Across the Corn Belt, snow remains on the ground in much of the Dakotas, Minnesota, the northwestern half of Wisconsin, and Michigan’s Upper Peninsula. The snow depth in Minneapolis-St. Paul, Minnesota, dropped to 4 inches early Friday—the first time it has been below the 5-inch mark since November 26. Meanwhile, slightly cooler air is overspreading the southern and eastern Corn Belt, following a spell of record-setting warmth. On December 26, daily record highs included 68° in Cape Girardeau, Missouri; 65° in Lincoln, Illinois; and 61° in Grand Rapids, Michigan.
On the Plains, tranquil weather prevails in advance of an approaching storm system. Mild conditions linger across the southern Plains, where isolated rain showers have developed.
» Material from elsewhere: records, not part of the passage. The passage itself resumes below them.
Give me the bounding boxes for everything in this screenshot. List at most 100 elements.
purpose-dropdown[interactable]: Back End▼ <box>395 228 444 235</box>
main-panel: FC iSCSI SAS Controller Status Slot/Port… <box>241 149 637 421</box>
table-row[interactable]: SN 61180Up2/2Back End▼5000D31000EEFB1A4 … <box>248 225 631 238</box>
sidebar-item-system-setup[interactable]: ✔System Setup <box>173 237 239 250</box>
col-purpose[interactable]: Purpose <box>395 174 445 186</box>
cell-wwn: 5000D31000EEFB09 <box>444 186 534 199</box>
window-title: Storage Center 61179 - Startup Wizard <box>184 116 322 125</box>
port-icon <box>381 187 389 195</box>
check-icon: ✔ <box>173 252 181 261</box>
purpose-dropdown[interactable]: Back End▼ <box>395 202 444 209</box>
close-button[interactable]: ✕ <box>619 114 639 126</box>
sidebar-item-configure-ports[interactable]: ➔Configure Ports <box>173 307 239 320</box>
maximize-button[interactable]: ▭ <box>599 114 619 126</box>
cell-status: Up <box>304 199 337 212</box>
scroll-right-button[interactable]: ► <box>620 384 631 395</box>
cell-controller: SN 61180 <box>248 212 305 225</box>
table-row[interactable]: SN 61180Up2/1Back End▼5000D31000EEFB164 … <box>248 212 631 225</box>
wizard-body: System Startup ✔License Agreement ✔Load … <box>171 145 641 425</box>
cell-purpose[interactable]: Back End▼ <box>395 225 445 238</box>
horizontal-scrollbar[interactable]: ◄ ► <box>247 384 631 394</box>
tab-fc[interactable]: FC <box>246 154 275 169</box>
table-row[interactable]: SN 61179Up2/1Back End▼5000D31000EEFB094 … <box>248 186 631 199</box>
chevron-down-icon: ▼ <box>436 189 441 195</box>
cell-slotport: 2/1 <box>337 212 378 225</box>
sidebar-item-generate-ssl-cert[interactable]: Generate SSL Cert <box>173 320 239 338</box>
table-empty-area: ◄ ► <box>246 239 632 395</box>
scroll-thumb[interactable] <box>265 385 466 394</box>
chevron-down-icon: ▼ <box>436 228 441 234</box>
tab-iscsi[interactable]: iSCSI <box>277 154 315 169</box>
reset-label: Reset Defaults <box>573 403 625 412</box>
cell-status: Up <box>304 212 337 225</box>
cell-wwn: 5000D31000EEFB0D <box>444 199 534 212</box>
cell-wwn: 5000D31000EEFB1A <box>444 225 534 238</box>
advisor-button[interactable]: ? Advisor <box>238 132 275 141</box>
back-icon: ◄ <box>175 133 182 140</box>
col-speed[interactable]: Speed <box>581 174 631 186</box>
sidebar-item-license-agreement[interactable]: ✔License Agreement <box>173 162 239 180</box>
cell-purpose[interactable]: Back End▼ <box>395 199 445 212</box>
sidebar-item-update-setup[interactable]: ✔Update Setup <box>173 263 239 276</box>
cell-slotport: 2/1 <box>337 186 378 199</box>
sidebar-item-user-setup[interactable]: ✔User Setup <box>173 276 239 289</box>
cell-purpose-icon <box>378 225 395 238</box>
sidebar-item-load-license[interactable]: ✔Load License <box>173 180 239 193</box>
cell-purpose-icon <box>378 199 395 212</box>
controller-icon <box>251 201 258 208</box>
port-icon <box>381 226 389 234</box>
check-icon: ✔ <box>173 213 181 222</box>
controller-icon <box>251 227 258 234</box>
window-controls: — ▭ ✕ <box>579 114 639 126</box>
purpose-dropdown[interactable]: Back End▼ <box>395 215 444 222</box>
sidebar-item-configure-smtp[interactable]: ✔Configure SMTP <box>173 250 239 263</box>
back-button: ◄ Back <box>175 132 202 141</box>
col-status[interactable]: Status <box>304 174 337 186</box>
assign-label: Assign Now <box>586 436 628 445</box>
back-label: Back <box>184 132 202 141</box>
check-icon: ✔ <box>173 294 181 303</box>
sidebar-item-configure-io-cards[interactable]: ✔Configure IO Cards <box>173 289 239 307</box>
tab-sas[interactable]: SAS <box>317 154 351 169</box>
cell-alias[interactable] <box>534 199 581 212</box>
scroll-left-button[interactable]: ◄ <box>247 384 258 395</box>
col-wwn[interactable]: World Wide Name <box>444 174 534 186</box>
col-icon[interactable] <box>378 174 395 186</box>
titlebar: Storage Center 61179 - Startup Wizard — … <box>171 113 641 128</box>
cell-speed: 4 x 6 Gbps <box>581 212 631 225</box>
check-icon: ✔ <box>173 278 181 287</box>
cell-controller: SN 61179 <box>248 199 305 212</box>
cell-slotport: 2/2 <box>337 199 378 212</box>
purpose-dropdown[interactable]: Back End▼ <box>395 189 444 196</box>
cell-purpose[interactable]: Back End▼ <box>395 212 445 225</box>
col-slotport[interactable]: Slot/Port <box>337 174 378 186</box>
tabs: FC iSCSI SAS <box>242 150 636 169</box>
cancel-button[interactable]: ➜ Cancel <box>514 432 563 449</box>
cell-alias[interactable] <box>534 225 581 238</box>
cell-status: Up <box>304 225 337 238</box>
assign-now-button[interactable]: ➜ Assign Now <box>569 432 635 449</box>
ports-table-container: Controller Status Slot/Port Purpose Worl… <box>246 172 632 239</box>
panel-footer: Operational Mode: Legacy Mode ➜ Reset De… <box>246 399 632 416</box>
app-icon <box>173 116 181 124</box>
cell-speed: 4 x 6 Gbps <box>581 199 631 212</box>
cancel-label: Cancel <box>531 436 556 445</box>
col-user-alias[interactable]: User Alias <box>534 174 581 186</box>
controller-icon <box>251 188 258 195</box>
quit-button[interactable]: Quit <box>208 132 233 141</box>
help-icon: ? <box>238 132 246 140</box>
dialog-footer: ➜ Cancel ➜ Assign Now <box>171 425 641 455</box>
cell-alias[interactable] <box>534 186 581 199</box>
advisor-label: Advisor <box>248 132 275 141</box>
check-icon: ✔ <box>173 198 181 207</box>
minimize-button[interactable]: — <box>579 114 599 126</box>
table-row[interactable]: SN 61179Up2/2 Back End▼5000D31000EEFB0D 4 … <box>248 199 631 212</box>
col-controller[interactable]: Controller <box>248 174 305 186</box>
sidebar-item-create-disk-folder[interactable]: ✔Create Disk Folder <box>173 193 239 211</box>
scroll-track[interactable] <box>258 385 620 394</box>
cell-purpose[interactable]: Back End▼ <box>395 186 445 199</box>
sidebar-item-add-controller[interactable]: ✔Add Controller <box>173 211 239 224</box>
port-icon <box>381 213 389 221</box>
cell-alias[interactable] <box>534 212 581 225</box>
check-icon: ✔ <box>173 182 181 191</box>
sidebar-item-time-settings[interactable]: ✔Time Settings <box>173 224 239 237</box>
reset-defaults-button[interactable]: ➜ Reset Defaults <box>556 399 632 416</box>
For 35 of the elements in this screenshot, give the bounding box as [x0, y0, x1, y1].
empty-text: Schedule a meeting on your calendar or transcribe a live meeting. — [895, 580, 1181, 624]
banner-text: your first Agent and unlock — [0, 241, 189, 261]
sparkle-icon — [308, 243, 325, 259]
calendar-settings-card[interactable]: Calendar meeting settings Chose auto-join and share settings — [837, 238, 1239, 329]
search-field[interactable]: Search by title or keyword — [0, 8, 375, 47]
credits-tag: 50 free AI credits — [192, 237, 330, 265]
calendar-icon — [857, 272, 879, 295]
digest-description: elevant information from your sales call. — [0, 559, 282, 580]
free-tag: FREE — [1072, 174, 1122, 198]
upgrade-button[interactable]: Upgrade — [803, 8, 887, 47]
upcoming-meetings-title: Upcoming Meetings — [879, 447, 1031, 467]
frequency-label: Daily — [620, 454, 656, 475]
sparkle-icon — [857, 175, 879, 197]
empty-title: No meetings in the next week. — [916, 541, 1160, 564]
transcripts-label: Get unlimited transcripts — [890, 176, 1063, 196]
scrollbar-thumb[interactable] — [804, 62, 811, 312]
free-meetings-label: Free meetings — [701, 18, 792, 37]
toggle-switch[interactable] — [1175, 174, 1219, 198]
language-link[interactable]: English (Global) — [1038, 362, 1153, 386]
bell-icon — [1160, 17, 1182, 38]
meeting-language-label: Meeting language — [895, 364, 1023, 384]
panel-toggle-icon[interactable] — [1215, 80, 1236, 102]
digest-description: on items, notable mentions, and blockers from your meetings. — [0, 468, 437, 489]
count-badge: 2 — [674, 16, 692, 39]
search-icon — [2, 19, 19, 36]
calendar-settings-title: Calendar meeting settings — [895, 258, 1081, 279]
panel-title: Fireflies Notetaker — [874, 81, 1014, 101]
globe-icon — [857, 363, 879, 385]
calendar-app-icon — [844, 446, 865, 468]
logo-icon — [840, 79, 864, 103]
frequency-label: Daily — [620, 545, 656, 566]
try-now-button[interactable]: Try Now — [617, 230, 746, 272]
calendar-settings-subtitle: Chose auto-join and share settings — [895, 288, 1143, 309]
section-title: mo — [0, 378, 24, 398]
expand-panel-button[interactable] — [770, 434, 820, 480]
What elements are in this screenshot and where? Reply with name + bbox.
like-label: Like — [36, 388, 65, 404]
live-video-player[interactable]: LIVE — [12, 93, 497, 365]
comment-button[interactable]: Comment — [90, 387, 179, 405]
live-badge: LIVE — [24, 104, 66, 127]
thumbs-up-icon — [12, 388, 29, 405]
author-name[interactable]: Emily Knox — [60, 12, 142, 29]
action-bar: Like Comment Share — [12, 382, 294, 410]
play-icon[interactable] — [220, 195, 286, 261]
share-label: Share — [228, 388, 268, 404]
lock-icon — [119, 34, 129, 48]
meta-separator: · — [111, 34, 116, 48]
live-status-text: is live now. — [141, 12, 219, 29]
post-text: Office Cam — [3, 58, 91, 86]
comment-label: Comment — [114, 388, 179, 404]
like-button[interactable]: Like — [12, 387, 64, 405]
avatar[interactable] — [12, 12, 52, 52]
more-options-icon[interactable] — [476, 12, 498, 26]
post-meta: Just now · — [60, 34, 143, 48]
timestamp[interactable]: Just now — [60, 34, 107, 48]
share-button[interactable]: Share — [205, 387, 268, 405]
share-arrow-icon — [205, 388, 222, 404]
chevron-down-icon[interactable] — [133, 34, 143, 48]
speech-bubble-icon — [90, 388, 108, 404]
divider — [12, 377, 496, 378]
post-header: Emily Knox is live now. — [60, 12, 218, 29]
Meanwhile, chilly conditions prevail on the northern Plains, where overnight Thursday temperatures in North Dakota locally fell below 0°. Large sections of the Dakotas have reported continuous snow cover since late November, when a post-Thanksgiving storm dumped heavy snow.
In the South, unusual warmth favors off-season fieldwork and farm maintenance activities. However, showers have begun to develop in a few areas, particularly across the central Gulf Coast region, signaling the onset of a wetter pattern.
In the West, weather conditions are improving across southern California, following Thursday’s winter storm. However, significant storminess—including high-elevation snow—is currently overspreading the Four Corners States. Cool, dry weather covers the remainder of the region, except for a few rain and snow showers in the Pacific Northwest.
A storm system currently crossing the Southwest will reach the central Plains on Saturday and traverse the Midwest on Sunday and Monday. Subsequently, the system will stall over the Great Lakes region before finally shifting eastward across the Canadian Maritimes by the middle of next week. Snow associated with the storm will fall across a vast area, starting in the mountains of the Southwest and later stretching from central portions of the Rockies and High Plains into the upper Midwest. During the early to middle part of next week, wintry precipitation will spread across parts of the Great Lakes and Northeastern States. Meanwhile, the potential for a weekend severe weather outbreak exists across the South. Storm-total precipitation could reach 1 to 2 inches or more across much of the central and eastern U.S., except along the southern Atlantic Coast. Elsewhere, precipitation will return across the Pacific Coast States late in the weekend and early next week.
Looking ahead, the 6- to 10-day outlook calls for the likelihood of near- or above-normal temperatures and precipitation across most of the country. Colder-than-normal conditions will be confined to the Southwest, while drier-than-normal weather should be limited to California, the Great Basin, and parts of the Southwest.